The two statements at the end are commented out because they cause syntax errors:
- In (a), the first entry of p3 is const, which means it can’t be changed.
- In (b), the two pairs are different types! Make sure you understand this.
- Returning to maps, each entry in the map is a pair object of type:
std::pair&lt;const key_type, value_type&gt;
- The const is needed to ensure that the keys aren’t changed! This is crucial because maps are sorted by keys!

## 15.5 Maps: operator[]

- We’ve used the [] operator on vectors, which is conceptually very simple because vectors are just resizable
arrays. Arrays and vectors are efficient random access data structures.
- But operator[] is actually a function call, so it can do things that aren’t so simple too, for example:
++counters[s];
 For maps, the [] operator searches the map for the pair containing the key (string) s.
– If such a pair containing the key is not there, the operator:
1. creates a pair containing the key and a default initialized value,
2. inserts the pair into the map in the appropriate position, and
3. returns a reference to the value stored in this new pair (the second component of the pair).
This second component may then be changed using operator++.
– If a pair containing the key is there, the operator simply returns a reference to the value in that pair.

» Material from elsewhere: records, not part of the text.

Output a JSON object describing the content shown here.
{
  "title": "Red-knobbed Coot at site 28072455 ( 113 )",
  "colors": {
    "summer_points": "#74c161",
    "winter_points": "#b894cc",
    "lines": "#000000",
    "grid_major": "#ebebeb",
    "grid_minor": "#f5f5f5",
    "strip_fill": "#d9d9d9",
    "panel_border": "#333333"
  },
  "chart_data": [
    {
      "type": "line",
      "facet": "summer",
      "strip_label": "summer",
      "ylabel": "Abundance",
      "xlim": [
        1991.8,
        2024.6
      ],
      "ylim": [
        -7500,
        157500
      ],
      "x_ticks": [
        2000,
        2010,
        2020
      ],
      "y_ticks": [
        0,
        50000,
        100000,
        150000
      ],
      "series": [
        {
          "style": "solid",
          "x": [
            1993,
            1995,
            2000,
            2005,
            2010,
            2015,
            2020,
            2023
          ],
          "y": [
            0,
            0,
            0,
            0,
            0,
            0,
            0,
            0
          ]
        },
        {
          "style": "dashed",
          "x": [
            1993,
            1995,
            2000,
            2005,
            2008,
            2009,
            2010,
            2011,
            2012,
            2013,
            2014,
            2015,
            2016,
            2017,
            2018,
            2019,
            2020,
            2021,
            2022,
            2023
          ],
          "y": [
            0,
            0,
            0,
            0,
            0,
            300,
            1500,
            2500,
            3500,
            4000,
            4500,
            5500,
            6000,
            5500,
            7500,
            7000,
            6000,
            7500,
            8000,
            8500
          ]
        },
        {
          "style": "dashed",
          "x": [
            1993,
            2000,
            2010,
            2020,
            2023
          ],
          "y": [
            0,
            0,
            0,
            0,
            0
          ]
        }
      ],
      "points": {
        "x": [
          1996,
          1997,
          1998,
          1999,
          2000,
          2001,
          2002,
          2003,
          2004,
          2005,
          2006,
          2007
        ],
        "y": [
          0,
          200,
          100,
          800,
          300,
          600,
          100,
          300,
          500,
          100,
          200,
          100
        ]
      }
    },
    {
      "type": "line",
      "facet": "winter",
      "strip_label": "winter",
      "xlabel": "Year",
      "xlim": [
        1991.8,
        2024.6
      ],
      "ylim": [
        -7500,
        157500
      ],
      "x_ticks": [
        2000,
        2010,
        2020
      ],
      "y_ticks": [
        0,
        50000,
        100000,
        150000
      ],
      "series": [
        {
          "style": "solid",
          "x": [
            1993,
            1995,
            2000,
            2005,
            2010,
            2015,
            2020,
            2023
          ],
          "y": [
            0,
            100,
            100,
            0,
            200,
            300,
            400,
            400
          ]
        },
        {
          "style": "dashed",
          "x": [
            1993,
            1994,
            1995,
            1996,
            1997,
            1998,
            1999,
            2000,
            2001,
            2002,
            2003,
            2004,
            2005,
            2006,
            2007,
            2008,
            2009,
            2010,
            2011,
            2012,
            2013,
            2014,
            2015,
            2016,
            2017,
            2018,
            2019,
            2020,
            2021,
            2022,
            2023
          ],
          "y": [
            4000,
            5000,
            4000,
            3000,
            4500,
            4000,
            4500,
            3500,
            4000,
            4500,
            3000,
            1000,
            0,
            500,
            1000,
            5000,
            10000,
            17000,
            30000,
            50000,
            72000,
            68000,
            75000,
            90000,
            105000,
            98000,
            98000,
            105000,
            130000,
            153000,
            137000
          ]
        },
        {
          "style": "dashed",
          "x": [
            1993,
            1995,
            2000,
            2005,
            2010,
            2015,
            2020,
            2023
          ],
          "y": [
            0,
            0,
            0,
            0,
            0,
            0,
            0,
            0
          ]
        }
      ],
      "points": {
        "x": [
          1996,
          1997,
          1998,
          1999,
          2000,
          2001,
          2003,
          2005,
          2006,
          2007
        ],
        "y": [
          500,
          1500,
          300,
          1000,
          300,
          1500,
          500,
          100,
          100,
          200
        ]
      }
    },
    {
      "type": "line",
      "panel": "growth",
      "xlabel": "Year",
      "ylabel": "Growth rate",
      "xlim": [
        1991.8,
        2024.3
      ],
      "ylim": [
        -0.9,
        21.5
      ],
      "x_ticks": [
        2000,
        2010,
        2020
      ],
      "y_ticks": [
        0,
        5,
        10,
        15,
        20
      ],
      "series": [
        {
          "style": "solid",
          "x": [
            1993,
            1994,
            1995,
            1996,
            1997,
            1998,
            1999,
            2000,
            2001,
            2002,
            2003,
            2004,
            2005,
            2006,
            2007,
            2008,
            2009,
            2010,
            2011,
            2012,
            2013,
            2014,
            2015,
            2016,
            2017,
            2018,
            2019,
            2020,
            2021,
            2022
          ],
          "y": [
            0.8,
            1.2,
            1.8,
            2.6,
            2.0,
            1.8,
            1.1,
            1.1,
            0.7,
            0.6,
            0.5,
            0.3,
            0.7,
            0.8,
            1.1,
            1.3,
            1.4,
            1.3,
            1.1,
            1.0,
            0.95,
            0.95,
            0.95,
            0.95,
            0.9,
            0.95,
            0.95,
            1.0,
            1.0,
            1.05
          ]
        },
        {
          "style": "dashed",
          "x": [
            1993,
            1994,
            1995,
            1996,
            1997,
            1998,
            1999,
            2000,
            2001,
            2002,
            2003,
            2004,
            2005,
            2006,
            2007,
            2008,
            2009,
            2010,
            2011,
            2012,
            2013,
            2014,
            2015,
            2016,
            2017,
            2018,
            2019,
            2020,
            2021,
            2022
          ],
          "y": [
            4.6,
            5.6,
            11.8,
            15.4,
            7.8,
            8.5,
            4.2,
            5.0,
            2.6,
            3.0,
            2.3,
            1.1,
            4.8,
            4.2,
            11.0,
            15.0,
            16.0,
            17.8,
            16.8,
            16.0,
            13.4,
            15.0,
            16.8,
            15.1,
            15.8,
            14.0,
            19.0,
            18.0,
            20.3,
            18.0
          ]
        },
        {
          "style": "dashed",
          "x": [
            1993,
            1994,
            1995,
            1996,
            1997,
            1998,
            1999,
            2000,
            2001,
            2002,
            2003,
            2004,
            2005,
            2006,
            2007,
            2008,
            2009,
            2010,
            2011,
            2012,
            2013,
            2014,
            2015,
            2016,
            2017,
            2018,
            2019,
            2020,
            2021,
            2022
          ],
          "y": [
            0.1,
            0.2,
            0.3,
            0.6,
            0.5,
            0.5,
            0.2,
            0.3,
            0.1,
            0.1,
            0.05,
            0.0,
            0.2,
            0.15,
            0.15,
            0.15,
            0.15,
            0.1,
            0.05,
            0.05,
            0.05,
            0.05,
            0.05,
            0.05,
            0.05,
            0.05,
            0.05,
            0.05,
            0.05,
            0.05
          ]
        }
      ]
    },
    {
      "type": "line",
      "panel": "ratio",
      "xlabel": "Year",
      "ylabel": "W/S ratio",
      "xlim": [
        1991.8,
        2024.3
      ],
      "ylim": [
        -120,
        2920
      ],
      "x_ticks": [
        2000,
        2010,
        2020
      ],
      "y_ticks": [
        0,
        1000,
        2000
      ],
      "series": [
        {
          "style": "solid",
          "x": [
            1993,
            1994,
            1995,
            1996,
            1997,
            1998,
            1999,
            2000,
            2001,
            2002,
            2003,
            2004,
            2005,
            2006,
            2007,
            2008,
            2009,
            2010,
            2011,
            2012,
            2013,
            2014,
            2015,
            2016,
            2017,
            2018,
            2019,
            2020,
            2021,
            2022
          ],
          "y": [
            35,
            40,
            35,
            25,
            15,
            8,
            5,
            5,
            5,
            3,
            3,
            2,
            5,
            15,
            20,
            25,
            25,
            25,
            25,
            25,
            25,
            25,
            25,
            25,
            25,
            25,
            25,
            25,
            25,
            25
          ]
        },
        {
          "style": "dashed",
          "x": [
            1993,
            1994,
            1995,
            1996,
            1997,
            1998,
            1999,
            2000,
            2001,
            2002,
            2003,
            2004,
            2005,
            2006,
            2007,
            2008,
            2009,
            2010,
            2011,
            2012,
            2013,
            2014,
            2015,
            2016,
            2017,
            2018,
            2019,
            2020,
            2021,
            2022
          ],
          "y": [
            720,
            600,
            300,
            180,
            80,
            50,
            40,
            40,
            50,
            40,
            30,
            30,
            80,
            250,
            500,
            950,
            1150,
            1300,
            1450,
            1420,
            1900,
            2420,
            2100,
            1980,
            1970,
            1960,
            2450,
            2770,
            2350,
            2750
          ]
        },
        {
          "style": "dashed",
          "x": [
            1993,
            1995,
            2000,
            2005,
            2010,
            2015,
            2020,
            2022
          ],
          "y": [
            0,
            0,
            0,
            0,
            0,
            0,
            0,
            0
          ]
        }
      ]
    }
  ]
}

- In this particular example, the result in either case is that the ++ operator increments the value associated with
string s (to 1 if the string wasn’t already it a pair in the map).
- For the user of the map, operator[] makes the map feel like a vector, except that indexing is based on a
string (or any other key) instead of an int.
- Note that the result of using [] is that the key is ALWAYS in the map afterwards.